Of course, the weak competition Conan posed against Dave was a lucky twist in the Letterman drama. It certainly didn't hurt Letterman that last fall, when he was weathering the scandal of his career, his nightly rival wasn't Leno, who had beat him in the ratings for years, but instead O'Brien, whom he beat handily, despite (or even thanks to) his troubles.
Now, with Leno freshly reinstalled at "Tonight," Letterman is spared concerns about lawsuits to concentrate on resuming a faceoff with Leno for viewers that began in 1993.
That's where Letterman's attention is focused.
And that's where the audience's attention is focused, too.

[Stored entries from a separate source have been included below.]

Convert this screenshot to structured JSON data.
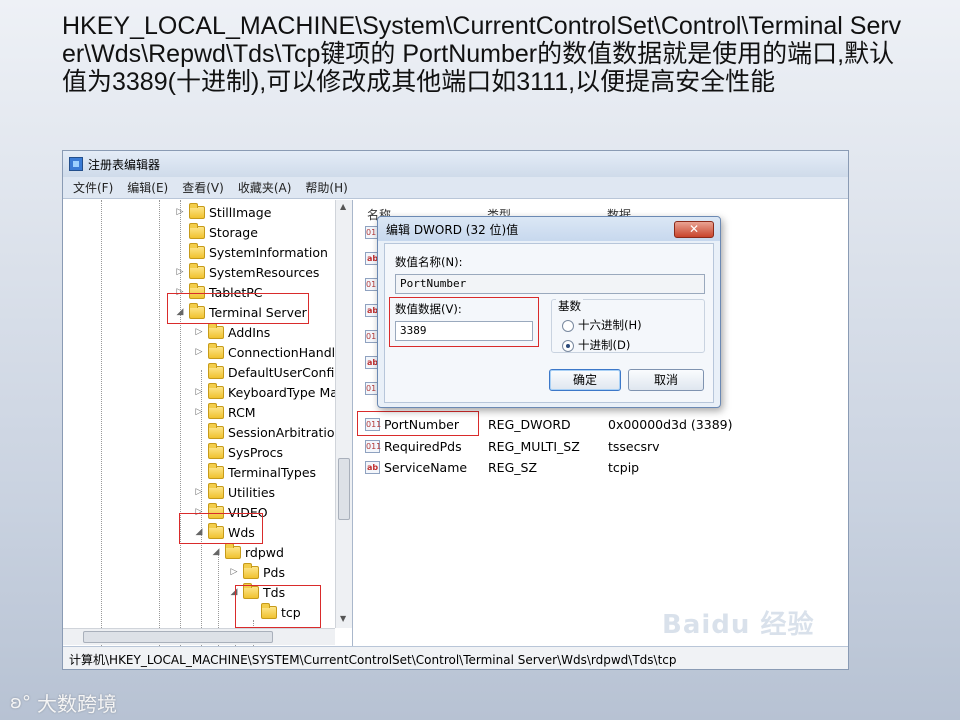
{
  "heading": "HKEY_LOCAL_MACHINE\\System\\CurrentControlSet\\Control\\Terminal Server\\Wds\\Repwd\\Tds\\Tcp键项的 PortNumber的数值数据就是使用的端口,默认值为3389(十进制),可以修改成其他端口如3111,以便提高安全性能",
  "window": {
    "title": "注册表编辑器",
    "menu": [
      "文件(F)",
      "编辑(E)",
      "查看(V)",
      "收藏夹(A)",
      "帮助(H)"
    ]
  },
  "tree": {
    "items": [
      {
        "label": "StillImage",
        "expander": "▷"
      },
      {
        "label": "Storage",
        "expander": ""
      },
      {
        "label": "SystemInformation",
        "expander": ""
      },
      {
        "label": "SystemResources",
        "expander": "▷"
      },
      {
        "label": "TabletPC",
        "expander": "▷"
      },
      {
        "label": "Terminal Server",
        "expander": "◢"
      },
      {
        "label": "AddIns",
        "expander": "▷"
      },
      {
        "label": "ConnectionHandler",
        "expander": "▷"
      },
      {
        "label": "DefaultUserConfig",
        "expander": ""
      },
      {
        "label": "KeyboardType Ma",
        "expander": "▷"
      },
      {
        "label": "RCM",
        "expander": "▷"
      },
      {
        "label": "SessionArbitrationI",
        "expander": ""
      },
      {
        "label": "SysProcs",
        "expander": ""
      },
      {
        "label": "TerminalTypes",
        "expander": ""
      },
      {
        "label": "Utilities",
        "expander": "▷"
      },
      {
        "label": "VIDEO",
        "expander": "▷"
      },
      {
        "label": "Wds",
        "expander": "◢"
      },
      {
        "label": "rdpwd",
        "expander": "◢"
      },
      {
        "label": "Pds",
        "expander": "▷"
      },
      {
        "label": "Tds",
        "expander": "◢"
      },
      {
        "label": "tcp",
        "expander": ""
      }
    ]
  },
  "values_pane": {
    "columns": [
      "名称",
      "类型",
      "数据"
    ],
    "rows": [
      {
        "name": "PortNumber",
        "type": "REG_DWORD",
        "data": "0x00000d3d (3389)",
        "icon": "dword-icon"
      },
      {
        "name": "RequiredPds",
        "type": "REG_MULTI_SZ",
        "data": "tssecsrv",
        "icon": "string-icon"
      },
      {
        "name": "ServiceName",
        "type": "REG_SZ",
        "data": "tcpip",
        "icon": "string-icon"
      }
    ]
  },
  "dialog": {
    "title": "编辑 DWORD (32 位)值",
    "close_label": "✕",
    "name_label": "数值名称(N):",
    "name_value": "PortNumber",
    "data_label": "数值数据(V):",
    "data_value": "3389",
    "base_label": "基数",
    "hex_label": "十六进制(H)",
    "dec_label": "十进制(D)",
    "selected_base": "decimal",
    "ok_label": "确定",
    "cancel_label": "取消"
  },
  "statusbar": "计算机\\HKEY_LOCAL_MACHINE\\SYSTEM\\CurrentControlSet\\Control\\Terminal Server\\Wds\\rdpwd\\Tds\\tcp",
  "watermark": "Baidu 经验",
  "footer_logo": "大数跨境",
  "colors": {
    "highlight_box": "#d92b2b",
    "accent": "#3a7bd5"
  }
}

Or has Leno's popularity been damaged in the meantime, by his failure with the prime-time "Jay Leno Show" or by seemingly evicting O'Brien from "Tonight"?
Time will tell.
In any case, the irrelevance of the Letterman affair was vividly displayed in an article in the latest issue of Vanity Fair that desperately tries, and dismally fails, to breathe new life into it.
Mostly through unnamed sources, the article retraces the "collision course" of "the cash-strapped veteran newsman and the multimillionaire entertainment star."
It quotes Madeleine Smithberg, a one-time segment producer for his show, who equates Letterman's magnetism to none other than Bill Clinton's.
"I would be in my office with my back to the door," she is quoted as saying. "Suddenly, I would notice that the hair on my arms and neck would be standing on end. I'd turn around and there would be Dave, standing in my doorway. The man is electric!"
And on and on it goes. But the effect of the article: Who cares anymore?
The viewing public is so over what the article salaciously titled "Big Trouble at 11:35." It's on to the next thing.
The next thing: Who will win the ratings war, Dave or Jay? And — oh, yeah — what will Conan do next?